The U.S. Justice Department wants a panel of judges in Washington to strike down a South Carolina voter identification law that the federal government said will hurt the ability of minorities to vote.

The special three-judge panel on September 24 heard closing argument in South Carolina’s suit against the Justice Department in U.S. District Court for the District of Columbia. The court is assessing whether South Carolina’s voter identification requirements run afoul of the Voting Rights Act in the law’s effect and in its purpose.

South Carolina’s fight with the Justice Department is the latest battle over voter identification initiatives around the country. A different panel in Washington recently ruled against a controversial voter identification measure in Texas. The panel in that case found the law’s effect discriminatory. The judges, however, did not rule on whether Texas had discriminatory intent in pushing for the change.

Attorney General Eric Holder Jr. has spoken around the country in recent months about the government’s fight to protect votingrights. At a speech on September 22 in Washington, Holder told the Congressional Black Caucus that DOJ “will not stand by and allow the votingrights of American citizens to be impinged by specious arguments and by those who seek naked political advantage.”

The Justice Department’s Matthew Colangelo told Monday’s panel — Judge Brett Kavanaugh of the U.S. Court of Appeals for the D.C. Circuit and U.S. District Court Judges Colleen Kollar-Kotelly and John Bates — that the South Carolina law is particularly harmful to blacks. Minority voters in South Carolina are more likely than whites to not have an accepted form of identification required to cast a ballot, he said. Colangelo said there’s an 8.3 percent probability that a black voter doesn’t have the currently accepted photo identification.

A lawyer for South Carolina, H. Christopher Bartolomucci, said in court he ishopeful the panel will rule in time to implement the state’s voter identification law for the upcoming November election.

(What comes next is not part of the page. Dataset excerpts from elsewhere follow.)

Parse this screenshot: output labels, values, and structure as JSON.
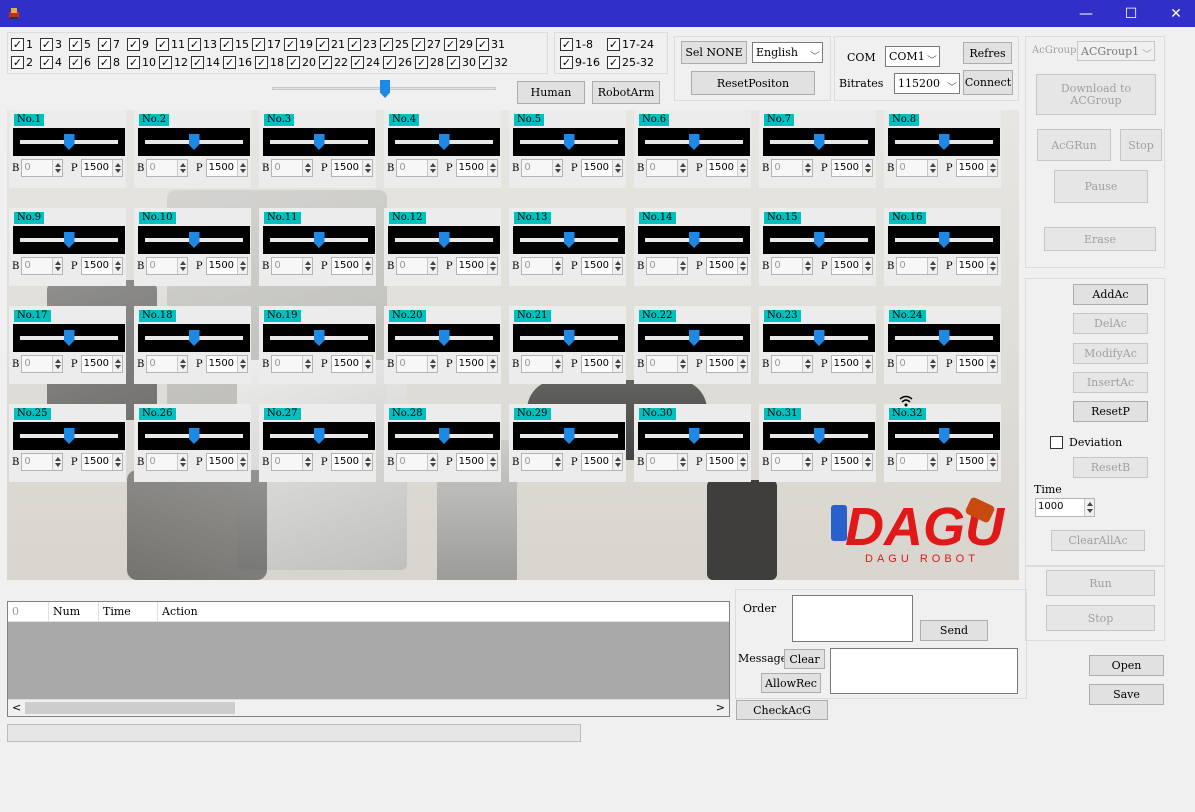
{
  "window": {
    "minimize": "—",
    "maximize": "☐",
    "close": "✕"
  },
  "checkboxes": {
    "row1": [
      "1",
      "3",
      "5",
      "7",
      "9",
      "11",
      "13",
      "15",
      "17",
      "19",
      "21",
      "23",
      "25",
      "27",
      "29",
      "31"
    ],
    "row2": [
      "2",
      "4",
      "6",
      "8",
      "10",
      "12",
      "14",
      "16",
      "18",
      "20",
      "22",
      "24",
      "26",
      "28",
      "30",
      "32"
    ],
    "ranges": [
      "1-8",
      "17-24",
      "9-16",
      "25-32"
    ]
  },
  "buttons": {
    "sel_none": "Sel NONE",
    "reset_position": "ResetPositon",
    "human": "Human",
    "robot_arm": "RobotArm"
  },
  "language": {
    "selected": "English"
  },
  "com": {
    "label": "COM",
    "selected": "COM1",
    "refresh": "Refres",
    "bitrates_label": "Bitrates",
    "bitrate": "115200",
    "connect": "Connect"
  },
  "acgroup": {
    "label": "AcGroup",
    "selected": "ACGroup1",
    "download": "Download to ACGroup",
    "acrun": "AcGRun",
    "stop": "Stop",
    "pause": "Pause",
    "erase": "Erase"
  },
  "actions": {
    "add": "AddAc",
    "del": "DelAc",
    "modify": "ModifyAc",
    "insert": "InsertAc",
    "resetp": "ResetP",
    "deviation": "Deviation",
    "resetb": "ResetB",
    "time_label": "Time",
    "time_value": "1000",
    "clear_all": "ClearAllAc"
  },
  "run": {
    "run": "Run",
    "stop": "Stop"
  },
  "file": {
    "open": "Open",
    "save": "Save"
  },
  "servos": {
    "b_label": "B",
    "p_label": "P",
    "b_value": "0",
    "p_value": "1500",
    "names": [
      "No.1",
      "No.2",
      "No.3",
      "No.4",
      "No.5",
      "No.6",
      "No.7",
      "No.8",
      "No.9",
      "No.10",
      "No.11",
      "No.12",
      "No.13",
      "No.14",
      "No.15",
      "No.16",
      "No.17",
      "No.18",
      "No.19",
      "No.20",
      "No.21",
      "No.22",
      "No.23",
      "No.24",
      "No.25",
      "No.26",
      "No.27",
      "No.28",
      "No.29",
      "No.30",
      "No.31",
      "No.32"
    ],
    "slider_fraction": 0.5
  },
  "table": {
    "columns": [
      "0",
      "Num",
      "Time",
      "Action"
    ]
  },
  "comm": {
    "order_label": "Order",
    "send": "Send",
    "message_label": "Message",
    "clear": "Clear",
    "allow_rec": "AllowRec",
    "check_acg": "CheckAcG"
  },
  "logo": {
    "text": "DAGU",
    "subtext": "DAGU ROBOT"
  },
  "colors": {
    "titlebar": "#3030c8",
    "servo_label": "#00c0c0",
    "thumb": "#1e88e5",
    "logo_red": "#e01818"
  }
}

Bartolomucci said the law, which passed the Republican-led South Carolina legislature over objection from Democrats, is designed to combat voter fraud and to promote confidence in the electoral process. Bartolomucci, a Bancroft partner in Washington, said more than 95 percent of the state’s voters already have an accepted form of photo identification. “This is mainstream legislation,” Bartolomucci said about the state’s voter ID law.

Bartolomucci touted provisions in the law that he said work to the benefit of voters. Among them: the ability of a resident to cast a provisional ballot after signing an affidavit in which the person claims a “reasonable impediment” to obtaining photo identification. The law also mandates that the list of voters without identification cards be publicly available. The state will provide free photo identification card to voters.

In court, Bartolomucci described the “reasonable impediment” component of the law as the “ultimate backstop” to cut against any claim the law will adversely affect the ability of minorities to vote. Bates posed a hypothetical situation in which a would-be voter says on the affidavit that he or she did not “feel like” getting a photo identification card. That reason, Bartolomucci said, is insufficient to cast a provisional ballot.

Kollar-Kotelly questioned that position, however, noting that the “didn’t feel like it” reason from the would-be voter is true — at least from the voter’s perspective. Bartolomucci said the hypothetical discussion about “don’t feel like it” and “didn’t feel like it” reasons was at the fringe — an extreme, rare circumstance. He insisted that election officials will be trained to err on the side of the voter.

Kollar-Kotelly also questioned whether the state could have offered free identification cards at more locations in each county.

Kavanaugh and Colangelo got into a back-and-forth over whether a notary is required for the submission of a “reasonable impediment” affidavit. Kavanaugh insisted that the notary requirement was no longer a part of the case, based on trial testimony from South Carolina officials. The Justice Department, Colangelo said, was concerned about federal interpretation of state law. He said a ruling that the impediment affidavit does not require a notary raises federalism concerns.

Making a larger point, Colangelo argued that provisional ballots are not the same as machine-cast ballots. Paper ballots, the Justice Department lawyer said, can be lost or destroyed.

The court did not immediately rule. Colangelo expressed skepticism that South Carolina would be able to put its law into effect for the general election this fall. “There’s no set of circumstances that the law can be implemented for 2012,” he said.